A secção de abertura da exposição demonstra a firmeza com que os artistas associados ao impressionismo se comprometeram a registar as suas observações directas da natureza e tornar a variabilidade de luz, cor e atmosfera num elemento central do seu trabalho. 

As cidades como Paris e Londres foram a principal inspiração para a próxima secção da exposição, A Cidade Moderna. Alguns artistas concentraram-se na arquitetura da capital francesa, captando cenas das suas grandes avenidas ou entretimentos urbanos populares, como o cabaré, o ballet e o teatro. Artistas como Renoir, Pissarro e Degas detiveram muitos aspectos da experiência urbana - a energia cinética de grandes multidões viajando de um lado para outro ou uma única figura captada num momento de devaneio silencioso.

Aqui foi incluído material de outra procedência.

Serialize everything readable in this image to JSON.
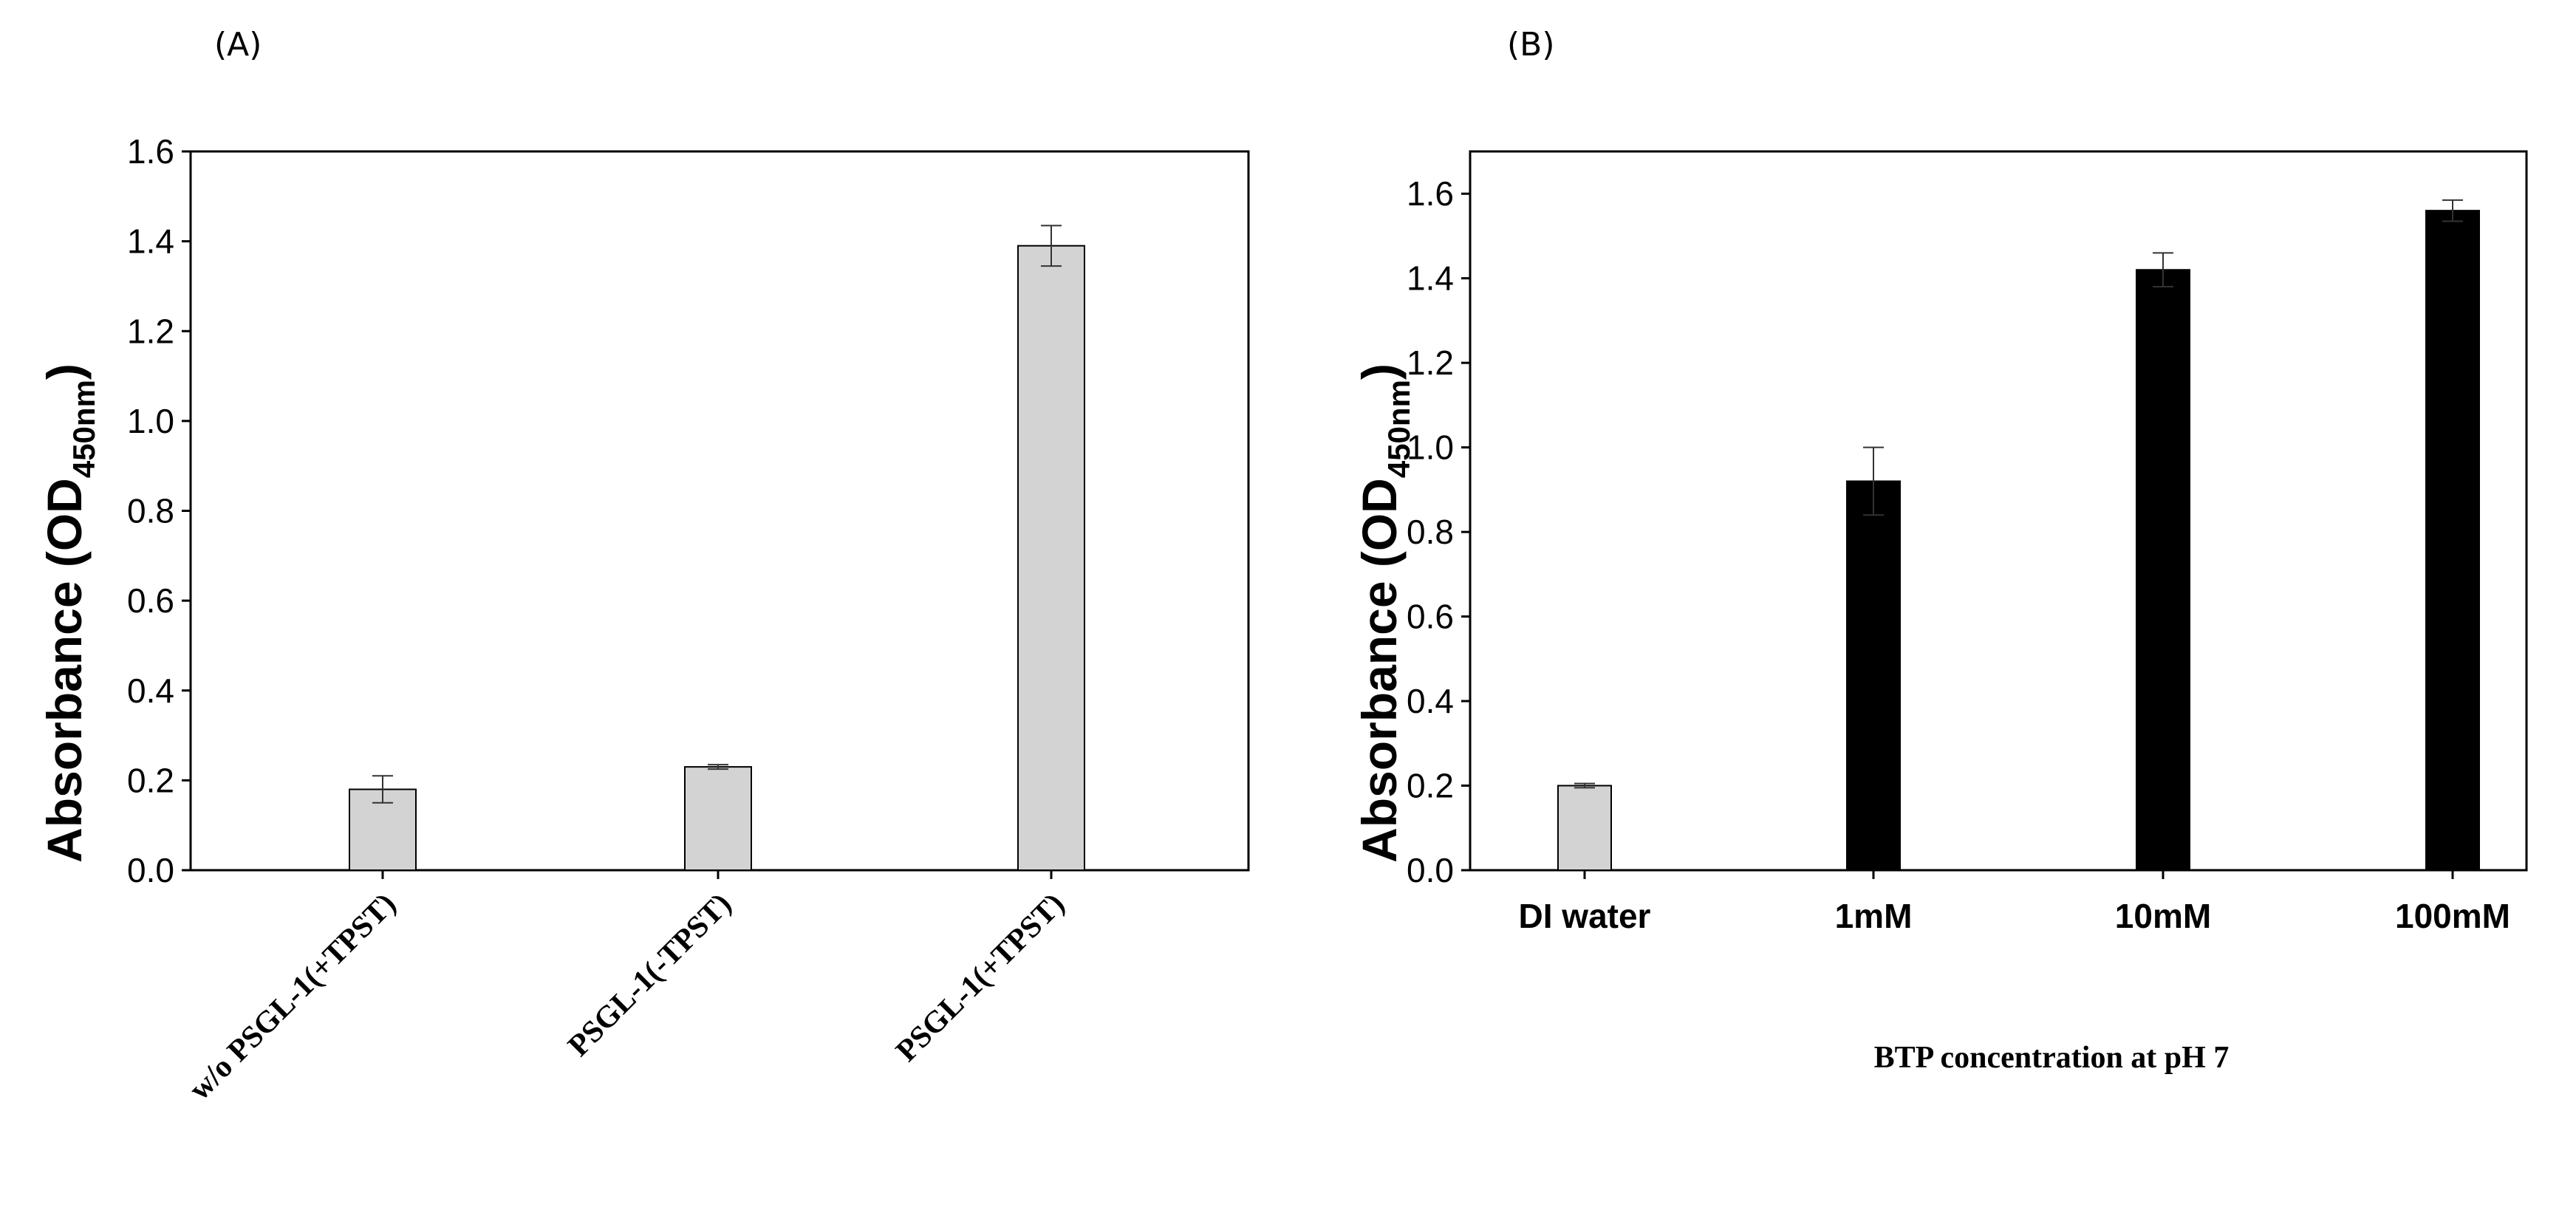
{
  "chart_data": [
    {
      "panel_label": "(A)",
      "type": "bar",
      "ylabel": "Absorbance (OD",
      "ylabel_sub": "450nm",
      "ylabel_close": ")",
      "xlabel": "",
      "ylim": [
        0,
        1.6
      ],
      "yticks": [
        0.0,
        0.2,
        0.4,
        0.6,
        0.8,
        1.0,
        1.2,
        1.4,
        1.6
      ],
      "categories": [
        "w/o PSGL-1(+TPST)",
        "PSGL-1(-TPST)",
        "PSGL-1(+TPST)"
      ],
      "values": [
        0.18,
        0.23,
        1.39
      ],
      "errors": [
        0.03,
        0.005,
        0.045
      ],
      "bar_colors": [
        "#d3d3d3",
        "#d3d3d3",
        "#d3d3d3"
      ]
    },
    {
      "panel_label": "(B)",
      "type": "bar",
      "ylabel": "Absorbance (OD",
      "ylabel_sub": "450nm",
      "ylabel_close": ")",
      "xlabel": "BTP concentration at pH 7",
      "ylim": [
        0,
        1.7
      ],
      "yticks": [
        0.0,
        0.2,
        0.4,
        0.6,
        0.8,
        1.0,
        1.2,
        1.4,
        1.6
      ],
      "categories": [
        "DI water",
        "1mM",
        "10mM",
        "100mM"
      ],
      "values": [
        0.2,
        0.92,
        1.42,
        1.56
      ],
      "errors": [
        0.005,
        0.08,
        0.04,
        0.025
      ],
      "bar_colors": [
        "#d3d3d3",
        "#000000",
        "#000000",
        "#000000"
      ]
    }
  ]
}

Outra secção concentra-se nas diferentes formas pelas quais os impressionistas, como Manet e Cézanne reanimaram o tema tradicional da pintura de natureza-morta, impregnando-a com um novo espírito e discrição. Nestas obras, os visitantes serão convidados a testemunhar objectos do quotidiano transformados pela cor, textura e linha.

 “Gauguin e os Impressionistas: Obras-Primas da Colecção Ordrupgaard”, é uma exposição composta com obras retiradas desta colecção dinamarquesa, que também oferece novas investigações sobre a pintura francesa, os gostos e a vida cultural dessa época áurea do Impressionismo. 

A Colecção Ordrupgaard que estará patente em Londres oferece um novo olhar sobre estes talentosos artistas, desde os finais do século XIX até início do século XX, que se fascinaram por vários temas, que serviram de ponto de inspiração para as suas ambições artísticas e onde a arte parecia ser uma parte da sua vida quotidiana.